President Obama, himself a liberal arts graduate, recently invited college students to continue to voice their critiques of their campuses and to continue to learn about what it means to become leaders of the messy, complex society in which they live. In 2016, last year's student activism will continue, which we recognize as an opportunity for significant student learning. Because liberal arts colleges regard ourselves as creating citizens we want our students to passionately engage with the issues they face. Without opportunities to practice bringing their concerns to those in positions of authority, how will they become skilled at raising these vital questions in less supportive or less friendly contexts?

4. Our graduates will be as conversant with algorithms and big data as they are with Snapchat and Instagram

Liberal arts colleges, with our goal of creating moral citizens and our multidisciplinary approaches to examining problems, are the perfect homes for creative academic initiatives focusing on understanding the implications of our increasingly technologically complex world.

Steve Mutkoski, Director of Government Affairs, Microsoft Worldwide Public Sector, has shared with me that as the tech industry seeks to increase the numbers of students gaining computer science skills during their college years there is an increasing need "to complement that training with discussions of the social and ethical issues that students will encounter as they go out into the world and exercise those skills," which is precisely how our campuses can make unique contributions in this arena.

At Whitman, we recently brought Professor Janet Davis aboard to create a liberal arts computer science initiative which she has been chronicling in her amazing blog. (As full disclosure, Microsoft is helping Whitman launch this initiative.)

5. Philosophy (and other humanities) majors will triumph

Senator Rubio grabbed attention last year with a quip that plumbers make more than philosophy majors and, by implication, have more value to society - an assertion that many financial commentators and economists questioned.

The reality is that philosophy majors will continue to be pursued by employers because they are both intellectually as well as professionally valuable, a truth that has been recognized far beyond the academy.
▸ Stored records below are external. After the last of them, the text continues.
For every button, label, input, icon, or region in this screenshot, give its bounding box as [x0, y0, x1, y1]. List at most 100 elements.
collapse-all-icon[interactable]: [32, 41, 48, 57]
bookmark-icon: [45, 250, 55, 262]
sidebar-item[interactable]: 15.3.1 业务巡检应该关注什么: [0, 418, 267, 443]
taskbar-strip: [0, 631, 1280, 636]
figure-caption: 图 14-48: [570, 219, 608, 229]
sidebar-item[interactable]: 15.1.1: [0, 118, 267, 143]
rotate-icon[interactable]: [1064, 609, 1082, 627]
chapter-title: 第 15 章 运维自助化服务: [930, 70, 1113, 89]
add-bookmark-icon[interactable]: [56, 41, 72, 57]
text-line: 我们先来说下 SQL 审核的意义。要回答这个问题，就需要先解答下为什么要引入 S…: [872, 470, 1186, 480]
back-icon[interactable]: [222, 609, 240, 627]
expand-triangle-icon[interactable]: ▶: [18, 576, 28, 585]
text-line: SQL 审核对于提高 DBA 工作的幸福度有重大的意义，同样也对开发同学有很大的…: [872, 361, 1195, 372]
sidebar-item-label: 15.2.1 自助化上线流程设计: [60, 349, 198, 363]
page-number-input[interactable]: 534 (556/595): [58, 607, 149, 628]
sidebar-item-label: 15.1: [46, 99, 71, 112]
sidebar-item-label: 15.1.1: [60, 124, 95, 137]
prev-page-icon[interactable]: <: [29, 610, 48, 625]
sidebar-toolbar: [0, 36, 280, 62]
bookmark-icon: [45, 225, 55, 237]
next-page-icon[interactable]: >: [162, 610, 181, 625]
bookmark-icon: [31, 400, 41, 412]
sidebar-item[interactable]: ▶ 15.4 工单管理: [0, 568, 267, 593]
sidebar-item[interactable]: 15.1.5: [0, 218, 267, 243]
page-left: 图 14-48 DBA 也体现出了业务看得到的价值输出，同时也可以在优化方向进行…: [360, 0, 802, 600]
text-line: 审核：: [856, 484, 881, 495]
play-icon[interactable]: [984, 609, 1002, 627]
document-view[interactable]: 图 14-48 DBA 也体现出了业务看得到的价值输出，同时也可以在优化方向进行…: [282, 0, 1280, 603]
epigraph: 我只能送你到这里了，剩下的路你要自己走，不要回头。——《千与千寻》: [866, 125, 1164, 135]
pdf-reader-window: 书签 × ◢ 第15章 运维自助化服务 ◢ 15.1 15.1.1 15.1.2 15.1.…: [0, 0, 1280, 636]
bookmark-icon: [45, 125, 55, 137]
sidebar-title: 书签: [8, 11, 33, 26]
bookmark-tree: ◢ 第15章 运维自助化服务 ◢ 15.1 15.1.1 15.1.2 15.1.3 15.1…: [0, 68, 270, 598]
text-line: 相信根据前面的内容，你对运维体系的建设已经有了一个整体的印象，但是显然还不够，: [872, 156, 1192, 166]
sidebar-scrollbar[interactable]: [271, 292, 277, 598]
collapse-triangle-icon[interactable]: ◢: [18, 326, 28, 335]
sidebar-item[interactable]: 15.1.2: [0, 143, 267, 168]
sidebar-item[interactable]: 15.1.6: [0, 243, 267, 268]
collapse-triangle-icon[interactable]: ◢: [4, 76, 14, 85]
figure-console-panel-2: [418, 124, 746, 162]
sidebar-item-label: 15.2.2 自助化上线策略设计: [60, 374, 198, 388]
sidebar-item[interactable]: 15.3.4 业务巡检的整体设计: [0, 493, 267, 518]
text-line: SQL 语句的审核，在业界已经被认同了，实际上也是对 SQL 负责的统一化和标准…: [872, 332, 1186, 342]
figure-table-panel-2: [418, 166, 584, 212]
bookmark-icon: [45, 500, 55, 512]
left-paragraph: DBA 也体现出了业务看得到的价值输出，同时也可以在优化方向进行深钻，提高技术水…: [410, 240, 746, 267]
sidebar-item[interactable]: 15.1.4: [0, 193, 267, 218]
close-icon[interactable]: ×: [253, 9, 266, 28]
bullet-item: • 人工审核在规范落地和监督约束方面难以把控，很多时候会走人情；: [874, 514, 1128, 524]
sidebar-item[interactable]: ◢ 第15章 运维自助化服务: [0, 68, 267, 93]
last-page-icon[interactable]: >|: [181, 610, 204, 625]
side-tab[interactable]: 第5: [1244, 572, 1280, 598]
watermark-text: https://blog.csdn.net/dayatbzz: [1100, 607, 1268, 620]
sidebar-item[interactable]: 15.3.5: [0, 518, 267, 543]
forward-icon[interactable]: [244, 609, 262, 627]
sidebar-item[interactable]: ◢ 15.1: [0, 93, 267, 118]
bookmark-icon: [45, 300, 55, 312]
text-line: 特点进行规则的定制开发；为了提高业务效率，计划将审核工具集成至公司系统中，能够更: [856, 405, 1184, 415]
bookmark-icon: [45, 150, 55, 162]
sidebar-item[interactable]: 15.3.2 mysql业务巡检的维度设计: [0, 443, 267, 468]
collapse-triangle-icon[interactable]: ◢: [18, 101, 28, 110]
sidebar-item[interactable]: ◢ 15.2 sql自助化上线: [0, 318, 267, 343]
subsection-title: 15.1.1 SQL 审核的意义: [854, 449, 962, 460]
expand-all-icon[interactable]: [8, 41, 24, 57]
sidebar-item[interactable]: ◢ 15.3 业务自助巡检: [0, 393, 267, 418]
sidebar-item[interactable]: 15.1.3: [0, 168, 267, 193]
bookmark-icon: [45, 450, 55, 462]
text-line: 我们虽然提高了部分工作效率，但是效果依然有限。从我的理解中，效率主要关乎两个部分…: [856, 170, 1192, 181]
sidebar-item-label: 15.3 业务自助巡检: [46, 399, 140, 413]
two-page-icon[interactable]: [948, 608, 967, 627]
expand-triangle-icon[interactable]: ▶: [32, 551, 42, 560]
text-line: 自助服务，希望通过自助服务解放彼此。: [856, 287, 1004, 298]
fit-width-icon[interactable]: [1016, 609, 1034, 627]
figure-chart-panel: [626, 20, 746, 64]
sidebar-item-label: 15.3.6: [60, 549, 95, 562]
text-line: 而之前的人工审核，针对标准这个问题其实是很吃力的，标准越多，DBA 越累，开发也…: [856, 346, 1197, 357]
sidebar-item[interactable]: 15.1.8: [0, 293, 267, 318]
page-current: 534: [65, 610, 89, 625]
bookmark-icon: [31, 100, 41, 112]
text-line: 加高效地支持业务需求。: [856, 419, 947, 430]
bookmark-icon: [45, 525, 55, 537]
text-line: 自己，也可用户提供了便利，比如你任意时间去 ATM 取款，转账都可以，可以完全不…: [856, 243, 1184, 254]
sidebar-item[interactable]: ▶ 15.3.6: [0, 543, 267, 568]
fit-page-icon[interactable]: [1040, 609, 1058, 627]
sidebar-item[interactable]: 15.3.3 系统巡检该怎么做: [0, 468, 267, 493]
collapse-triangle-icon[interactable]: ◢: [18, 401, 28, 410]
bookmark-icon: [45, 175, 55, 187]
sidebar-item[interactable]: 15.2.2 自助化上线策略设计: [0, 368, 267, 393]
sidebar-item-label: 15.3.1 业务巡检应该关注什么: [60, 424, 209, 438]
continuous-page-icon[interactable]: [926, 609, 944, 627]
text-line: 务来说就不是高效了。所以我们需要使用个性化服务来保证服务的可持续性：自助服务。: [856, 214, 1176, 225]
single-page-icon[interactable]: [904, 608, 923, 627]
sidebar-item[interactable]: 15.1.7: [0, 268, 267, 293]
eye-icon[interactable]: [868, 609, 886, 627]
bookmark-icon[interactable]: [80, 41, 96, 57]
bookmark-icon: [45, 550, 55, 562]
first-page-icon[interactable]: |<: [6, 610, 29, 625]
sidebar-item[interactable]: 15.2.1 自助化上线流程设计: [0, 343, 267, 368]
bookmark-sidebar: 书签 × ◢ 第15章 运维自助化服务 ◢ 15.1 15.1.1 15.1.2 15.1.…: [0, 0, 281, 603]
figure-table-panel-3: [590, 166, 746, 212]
The broad intellectual skills set that liberal arts graduates, including philosophy majors, possess perfectly aligns with what employers say they are looking for when they bring new talent to their workplaces.

6. We will change the higher education "value" debate to focus on benefits other than positive salary trends

Despite the positive lifetime earning trends, a broad liberal arts education, with its emphasis on helping young people become active and engaged learners throughout the entire course of their lives, is not something that can be measured using a pure "dollars and cents" metric. Rather, if it is going to be evaluated, it must be done in a way that acknowledges that this form of education repays a student's initial investment in both earned income over their lifetime as well as in enriched humanity, as I argued last year in a column here.

As the Weekly Standard beautifully put it last week, liberal arts are "good for both mind and pocketbook."

In conclusion, 2016 will be a positive and celebratory one for liberal arts colleges. It will be a year that will remind our nation of the enduring value of studying the world both widely and deeply in order to be able to enjoy as well as contribute to it for the common good.